Graph Explosion and Consolidation. The Year of the Graph Newsletter: June 2019
''The future is graph — knowledge graph.''
Join the DZone community and get the full member experience.Join For Free
With the knowledge graph space exploding on all accounts (interest, use cases, funding), centrifugal and centripetal forces are simultaneously at play. While the "wild, early days" of knowledge graph technology are gone, the 20 year anniversary of the Semantic Web is a good opportunity to reflect on what worked and what didn't and to move forward in a pragmatic way.
A testament to the fact that this space is booming: more offerings are available every day, the quality and quantity of knowledge sharing is rising to meet the demand, and at the same time we are starting to see consolidation — in vendors, models, and standards.
The Future of Data is Connected and Open Minded. This was the takeaway from Connected Data London 2018, as well as the connection to naturally take us to Connected Data London 2019. In other words, the future is graph – knowledge graph. Connected Data London has announced keynotes from Uber, Microsoft, and Siren.io, and workshops with some of the world's leading experts.
The Future Is Graph – Knowledge Graph
Giovanni Tummarello, Siren.io CPO, is one of Connected Data London's keynote speakers.
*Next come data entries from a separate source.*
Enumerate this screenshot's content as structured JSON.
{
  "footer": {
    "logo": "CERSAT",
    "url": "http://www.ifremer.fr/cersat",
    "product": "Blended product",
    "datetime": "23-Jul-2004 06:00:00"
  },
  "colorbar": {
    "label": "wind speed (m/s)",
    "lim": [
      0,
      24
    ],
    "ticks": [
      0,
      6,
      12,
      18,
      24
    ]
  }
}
Here, Tummarello offers a bit of history on the wild, early days of graph databases, where they fell short, why they are hot again, what they are unbeatable at, and the concept of "Enterprise-Wide Knowledge Graphs".
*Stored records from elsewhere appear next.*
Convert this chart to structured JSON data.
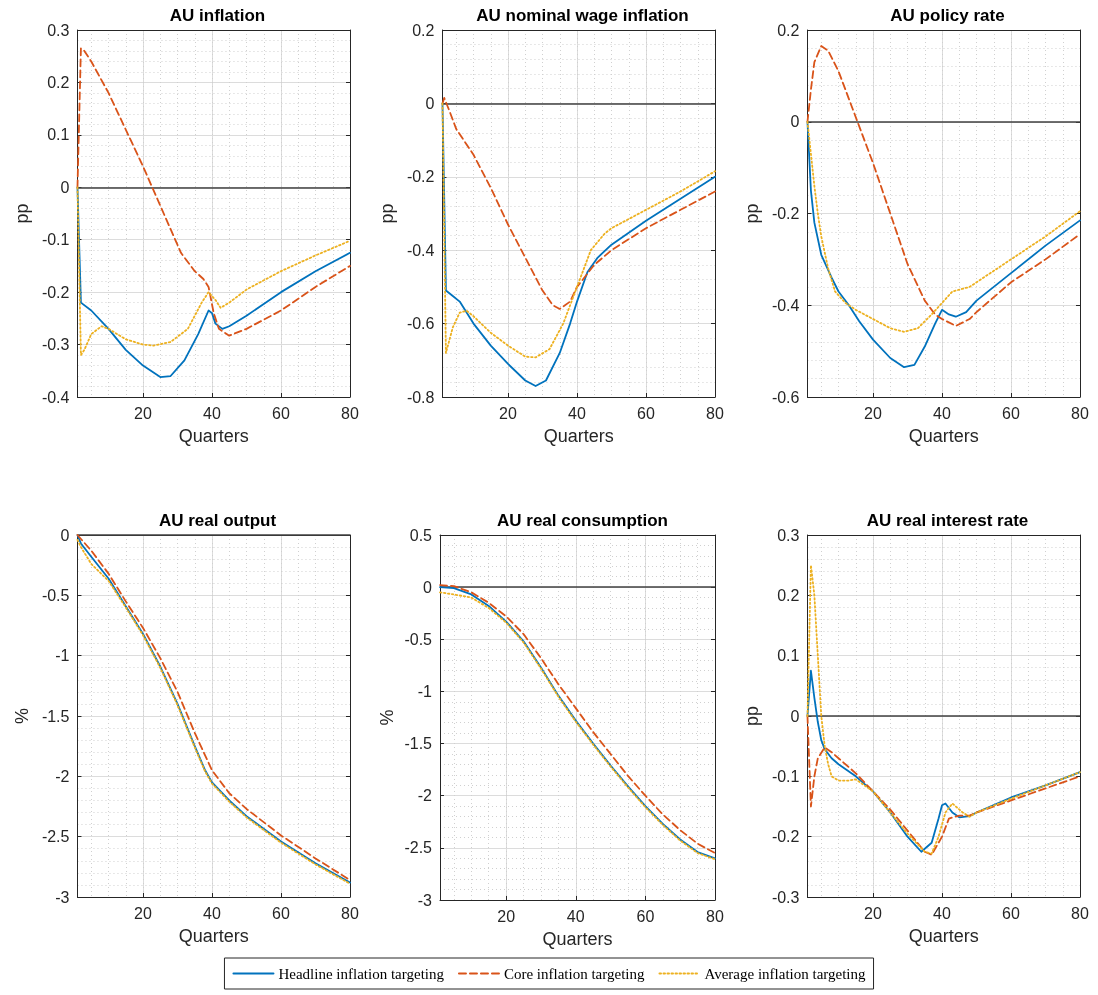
{
  "chart_data": [
    {
      "type": "line",
      "title": "AU inflation",
      "xlabel": "Quarters",
      "ylabel": "pp",
      "xlim": [
        1,
        80
      ],
      "xticks": [
        20,
        40,
        60,
        80
      ],
      "ylim": [
        -0.4,
        0.3
      ],
      "yticks": [
        -0.4,
        -0.3,
        -0.2,
        -0.1,
        0,
        0.1,
        0.2,
        0.3
      ],
      "grid": true,
      "ref_lines": [
        {
          "axis": "y",
          "value": 0,
          "color": "#404040"
        }
      ],
      "series": [
        {
          "color": "#0072bd",
          "line_style": "solid",
          "x": [
            1,
            2,
            5,
            10,
            15,
            20,
            25,
            28,
            32,
            36,
            39,
            40,
            41,
            43,
            45,
            50,
            60,
            70,
            80
          ],
          "values": [
            0,
            -0.22,
            -0.235,
            -0.27,
            -0.31,
            -0.34,
            -0.362,
            -0.36,
            -0.33,
            -0.28,
            -0.235,
            -0.24,
            -0.26,
            -0.27,
            -0.265,
            -0.245,
            -0.2,
            -0.16,
            -0.125
          ]
        },
        {
          "color": "#d95319",
          "line_style": "dashed",
          "x": [
            1,
            2,
            3,
            5,
            10,
            15,
            20,
            25,
            27,
            31,
            35,
            37.5,
            39,
            40.5,
            42,
            45,
            50,
            60,
            70,
            80
          ],
          "values": [
            0,
            0.265,
            0.26,
            0.24,
            0.18,
            0.11,
            0.04,
            -0.035,
            -0.065,
            -0.125,
            -0.16,
            -0.175,
            -0.19,
            -0.24,
            -0.27,
            -0.283,
            -0.27,
            -0.235,
            -0.19,
            -0.15
          ]
        },
        {
          "color": "#edb120",
          "line_style": "dotted",
          "x": [
            1,
            2,
            3,
            5,
            8,
            10,
            15,
            20,
            23,
            28,
            33,
            37,
            39,
            41,
            42.5,
            45,
            50,
            60,
            70,
            80
          ],
          "values": [
            0,
            -0.32,
            -0.31,
            -0.28,
            -0.265,
            -0.27,
            -0.29,
            -0.3,
            -0.302,
            -0.295,
            -0.27,
            -0.22,
            -0.2,
            -0.215,
            -0.23,
            -0.22,
            -0.195,
            -0.16,
            -0.13,
            -0.102
          ]
        }
      ]
    },
    {
      "type": "line",
      "title": "AU nominal wage inflation",
      "xlabel": "Quarters",
      "ylabel": "pp",
      "xlim": [
        1,
        80
      ],
      "xticks": [
        20,
        40,
        60,
        80
      ],
      "ylim": [
        -0.8,
        0.2
      ],
      "yticks": [
        -0.8,
        -0.6,
        -0.4,
        -0.2,
        0,
        0.2
      ],
      "grid": true,
      "ref_lines": [
        {
          "axis": "y",
          "value": 0,
          "color": "#404040"
        }
      ],
      "series": [
        {
          "color": "#0072bd",
          "line_style": "solid",
          "x": [
            1,
            2,
            4,
            6,
            10,
            15,
            20,
            25,
            28,
            31,
            35,
            38,
            40,
            43,
            46,
            50,
            60,
            70,
            80
          ],
          "values": [
            0,
            -0.51,
            -0.525,
            -0.54,
            -0.6,
            -0.66,
            -0.71,
            -0.755,
            -0.77,
            -0.755,
            -0.68,
            -0.6,
            -0.54,
            -0.46,
            -0.42,
            -0.385,
            -0.32,
            -0.26,
            -0.2
          ]
        },
        {
          "color": "#d95319",
          "line_style": "dashed",
          "x": [
            1,
            1.5,
            3,
            5,
            10,
            15,
            20,
            25,
            30,
            33,
            35,
            38,
            40,
            45,
            50,
            60,
            70,
            80
          ],
          "values": [
            0,
            0.015,
            -0.02,
            -0.07,
            -0.14,
            -0.23,
            -0.33,
            -0.42,
            -0.51,
            -0.55,
            -0.56,
            -0.54,
            -0.5,
            -0.44,
            -0.4,
            -0.34,
            -0.29,
            -0.24
          ]
        },
        {
          "color": "#edb120",
          "line_style": "dotted",
          "x": [
            1,
            2,
            4,
            6,
            8,
            10,
            15,
            20,
            25,
            28,
            32,
            36,
            40,
            44,
            48,
            50,
            60,
            70,
            80
          ],
          "values": [
            0,
            -0.68,
            -0.61,
            -0.57,
            -0.565,
            -0.58,
            -0.625,
            -0.66,
            -0.69,
            -0.692,
            -0.67,
            -0.6,
            -0.5,
            -0.4,
            -0.355,
            -0.34,
            -0.29,
            -0.24,
            -0.185
          ]
        }
      ]
    },
    {
      "type": "line",
      "title": "AU policy rate",
      "xlabel": "Quarters",
      "ylabel": "pp",
      "xlim": [
        1,
        80
      ],
      "xticks": [
        20,
        40,
        60,
        80
      ],
      "ylim": [
        -0.6,
        0.2
      ],
      "yticks": [
        -0.6,
        -0.4,
        -0.2,
        0,
        0.2
      ],
      "grid": true,
      "ref_lines": [
        {
          "axis": "y",
          "value": 0,
          "color": "#404040"
        }
      ],
      "series": [
        {
          "color": "#0072bd",
          "line_style": "solid",
          "x": [
            1,
            2,
            3,
            5,
            8,
            10,
            13,
            16,
            20,
            25,
            29,
            32,
            35,
            38,
            40,
            42,
            44,
            47,
            50,
            60,
            70,
            80
          ],
          "values": [
            0,
            -0.15,
            -0.22,
            -0.29,
            -0.34,
            -0.37,
            -0.4,
            -0.435,
            -0.475,
            -0.515,
            -0.535,
            -0.53,
            -0.49,
            -0.44,
            -0.41,
            -0.42,
            -0.425,
            -0.415,
            -0.39,
            -0.33,
            -0.27,
            -0.215
          ]
        },
        {
          "color": "#d95319",
          "line_style": "dashed",
          "x": [
            1,
            2,
            3,
            5,
            7,
            10,
            13,
            15.5,
            20,
            25,
            30,
            35,
            38,
            40,
            44,
            48,
            50,
            60,
            70,
            80
          ],
          "values": [
            0,
            0.07,
            0.13,
            0.165,
            0.155,
            0.11,
            0.05,
            0,
            -0.09,
            -0.2,
            -0.31,
            -0.39,
            -0.42,
            -0.43,
            -0.445,
            -0.43,
            -0.415,
            -0.35,
            -0.3,
            -0.245
          ]
        },
        {
          "color": "#edb120",
          "line_style": "dotted",
          "x": [
            1,
            2,
            3,
            4,
            5,
            7,
            9,
            12,
            15,
            20,
            25,
            29,
            33,
            37,
            40,
            43,
            48,
            50,
            60,
            70,
            80
          ],
          "values": [
            0,
            -0.07,
            -0.14,
            -0.2,
            -0.25,
            -0.32,
            -0.37,
            -0.395,
            -0.41,
            -0.43,
            -0.45,
            -0.458,
            -0.45,
            -0.42,
            -0.395,
            -0.37,
            -0.36,
            -0.35,
            -0.3,
            -0.25,
            -0.195
          ]
        }
      ]
    },
    {
      "type": "line",
      "title": "AU real output",
      "xlabel": "Quarters",
      "ylabel": "%",
      "xlim": [
        1,
        80
      ],
      "xticks": [
        20,
        40,
        60,
        80
      ],
      "ylim": [
        -3,
        0
      ],
      "yticks": [
        -3,
        -2.5,
        -2,
        -1.5,
        -1,
        -0.5,
        0
      ],
      "grid": true,
      "ref_lines": [
        {
          "axis": "y",
          "value": 0,
          "color": "#404040"
        }
      ],
      "series": [
        {
          "color": "#0072bd",
          "line_style": "solid",
          "x": [
            1,
            2,
            5,
            10,
            15,
            20,
            25,
            30,
            35,
            38,
            40,
            45,
            50,
            60,
            70,
            80
          ],
          "values": [
            0,
            -0.07,
            -0.18,
            -0.36,
            -0.59,
            -0.82,
            -1.09,
            -1.4,
            -1.75,
            -1.95,
            -2.05,
            -2.2,
            -2.33,
            -2.54,
            -2.72,
            -2.88
          ]
        },
        {
          "color": "#d95319",
          "line_style": "dashed",
          "x": [
            1,
            5,
            10,
            15,
            20,
            25,
            30,
            35,
            40,
            45,
            50,
            60,
            70,
            80
          ],
          "values": [
            0,
            -0.13,
            -0.32,
            -0.55,
            -0.77,
            -1.02,
            -1.3,
            -1.64,
            -1.95,
            -2.14,
            -2.27,
            -2.49,
            -2.68,
            -2.86
          ]
        },
        {
          "color": "#edb120",
          "line_style": "dotted",
          "x": [
            1,
            2,
            5,
            10,
            15,
            20,
            25,
            30,
            35,
            38,
            40,
            45,
            50,
            60,
            70,
            80
          ],
          "values": [
            -0.04,
            -0.1,
            -0.24,
            -0.38,
            -0.6,
            -0.83,
            -1.1,
            -1.41,
            -1.76,
            -1.96,
            -2.06,
            -2.21,
            -2.34,
            -2.55,
            -2.73,
            -2.89
          ]
        }
      ]
    },
    {
      "type": "line",
      "title": "AU real consumption",
      "xlabel": "Quarters",
      "ylabel": "%",
      "xlim": [
        1,
        80
      ],
      "xticks": [
        20,
        40,
        60,
        80
      ],
      "ylim": [
        -3,
        0.5
      ],
      "yticks": [
        -3,
        -2.5,
        -2,
        -1.5,
        -1,
        -0.5,
        0,
        0.5
      ],
      "grid": true,
      "legend": "bottom",
      "ref_lines": [
        {
          "axis": "y",
          "value": 0,
          "color": "#404040"
        }
      ],
      "series": [
        {
          "name": "Headline inflation targeting",
          "color": "#0072bd",
          "line_style": "solid",
          "x": [
            1,
            5,
            10,
            15,
            20,
            25,
            30,
            35,
            40,
            45,
            50,
            55,
            60,
            65,
            70,
            75,
            80
          ],
          "values": [
            0,
            -0.01,
            -0.07,
            -0.18,
            -0.33,
            -0.52,
            -0.77,
            -1.04,
            -1.28,
            -1.5,
            -1.71,
            -1.91,
            -2.1,
            -2.27,
            -2.42,
            -2.54,
            -2.6
          ]
        },
        {
          "name": "Core inflation targeting",
          "color": "#d95319",
          "line_style": "dashed",
          "x": [
            1,
            5,
            10,
            15,
            20,
            25,
            30,
            35,
            40,
            45,
            50,
            55,
            60,
            65,
            70,
            75,
            80
          ],
          "values": [
            0.02,
            0.01,
            -0.05,
            -0.15,
            -0.28,
            -0.45,
            -0.68,
            -0.93,
            -1.16,
            -1.39,
            -1.6,
            -1.81,
            -2,
            -2.18,
            -2.33,
            -2.46,
            -2.55
          ]
        },
        {
          "name": "Average inflation targeting",
          "color": "#edb120",
          "line_style": "dotted",
          "x": [
            1,
            5,
            10,
            15,
            20,
            25,
            30,
            35,
            40,
            45,
            50,
            55,
            60,
            65,
            70,
            75,
            80
          ],
          "values": [
            -0.05,
            -0.07,
            -0.1,
            -0.2,
            -0.34,
            -0.53,
            -0.78,
            -1.05,
            -1.29,
            -1.51,
            -1.72,
            -1.92,
            -2.11,
            -2.28,
            -2.43,
            -2.55,
            -2.61
          ]
        }
      ]
    },
    {
      "type": "line",
      "title": "AU real interest rate",
      "xlabel": "Quarters",
      "ylabel": "pp",
      "xlim": [
        1,
        80
      ],
      "xticks": [
        20,
        40,
        60,
        80
      ],
      "ylim": [
        -0.3,
        0.3
      ],
      "yticks": [
        -0.3,
        -0.2,
        -0.1,
        0,
        0.1,
        0.2,
        0.3
      ],
      "grid": true,
      "ref_lines": [
        {
          "axis": "y",
          "value": 0,
          "color": "#404040"
        }
      ],
      "series": [
        {
          "color": "#0072bd",
          "line_style": "solid",
          "x": [
            1,
            2,
            3,
            4,
            5,
            6,
            8,
            10,
            15,
            20,
            25,
            30,
            34,
            37,
            39,
            40,
            41,
            43,
            45,
            48,
            50,
            60,
            70,
            80
          ],
          "values": [
            0,
            0.075,
            0.03,
            -0.01,
            -0.04,
            -0.055,
            -0.07,
            -0.08,
            -0.1,
            -0.125,
            -0.16,
            -0.2,
            -0.225,
            -0.21,
            -0.17,
            -0.148,
            -0.145,
            -0.16,
            -0.168,
            -0.166,
            -0.16,
            -0.135,
            -0.115,
            -0.093
          ]
        },
        {
          "color": "#d95319",
          "line_style": "dashed",
          "x": [
            1,
            2,
            3,
            4,
            6,
            8,
            10,
            15,
            20,
            25,
            30,
            35,
            37,
            40,
            42,
            45,
            48,
            50,
            60,
            70,
            80
          ],
          "values": [
            0,
            -0.15,
            -0.1,
            -0.07,
            -0.052,
            -0.06,
            -0.07,
            -0.095,
            -0.125,
            -0.155,
            -0.19,
            -0.225,
            -0.23,
            -0.2,
            -0.17,
            -0.165,
            -0.165,
            -0.16,
            -0.14,
            -0.12,
            -0.1
          ]
        },
        {
          "color": "#edb120",
          "line_style": "dotted",
          "x": [
            1,
            2,
            3,
            4,
            5,
            6,
            7,
            8,
            10,
            13,
            15,
            20,
            25,
            30,
            35,
            37,
            39,
            41,
            43,
            46,
            48,
            50,
            60,
            70,
            80
          ],
          "values": [
            0,
            0.25,
            0.2,
            0.1,
            0,
            -0.05,
            -0.08,
            -0.1,
            -0.107,
            -0.107,
            -0.105,
            -0.125,
            -0.16,
            -0.195,
            -0.225,
            -0.228,
            -0.2,
            -0.16,
            -0.145,
            -0.16,
            -0.167,
            -0.16,
            -0.137,
            -0.115,
            -0.093
          ]
        }
      ]
    }
  ]
}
Graph DBs in Enterprise: Top 3 Use Cases in Which They Make Sense
The "wild, early days of graph databases" are to a large extent tied to the concept of the Semantic Web. The 20-year anniversary mark for the Semantic Web has inspired some people to share their thoughts. Pierre-Yves Vandenbussche from Elsevier Labs notes that the Semantic and Web parts may actually be at odds with each other, but pragmatism seems to be on its way to prevailing.
Linked Data – Past, Present (2019) and Future
Ruben Verborgh from University of Ghent/MIT/Inrupt identifies the Semantic Web's identity crisis, arguing "the community has an unconscious bias toward addressing the Paretonian 80% of problems through research — handwavingly assuming that trivial engineering can solve the remaining 20%. In reality, that overlooked 20% could actually require 80% of the total effort and involve significantly more research than we are inclined to think".
Case in point: Verborgh's work on Solid, which promises the separation of data and apps, so we can choose our apps independently of where we store our data. Building such decentralized Linked Data apps necessitates a high level of interoperability, where data written by one app needs to be picked up by another. Rather than relying on the heavier Semantic Web machinery of ontologies, Verborgh believes that shapes are the right way forward — without throwing the added value of links and semantics out of the window. Verborgh will talk about Connecting people, data, and apps without centralization in Connected Data London.
Shaping Linked Data Apps
Semantics are very relevant in business data management. Internal and external concepts relevant to the business is what Andreas Ingvar van der Hoeven from GeoPhy calls the semantic universe. Van der Hoeven goes on to define a who is who in the Semantic world, and what are the professions of Taxonomist, Data Librarian, Ontologist and Semantic Architect.
The Semantic Heroes
Ontologies are a substrate for knowledge graphs, but building them can be intimidating and complex for beginners. C. Maria Keet published the requirements, design, and content of the African Wildlife Ontology tutorial to breathe some fresh air into ontology building for beginners. And for a hands-on education, don't forget Panos Alexopoulos' session in Connected Data London.
The African Wildlife Ontology Tutorial Ontologies: Requirements, Design, and Content
Seasoned ontologist Chris Mungall continues to share his expertise, on mapping and documenting ontologies.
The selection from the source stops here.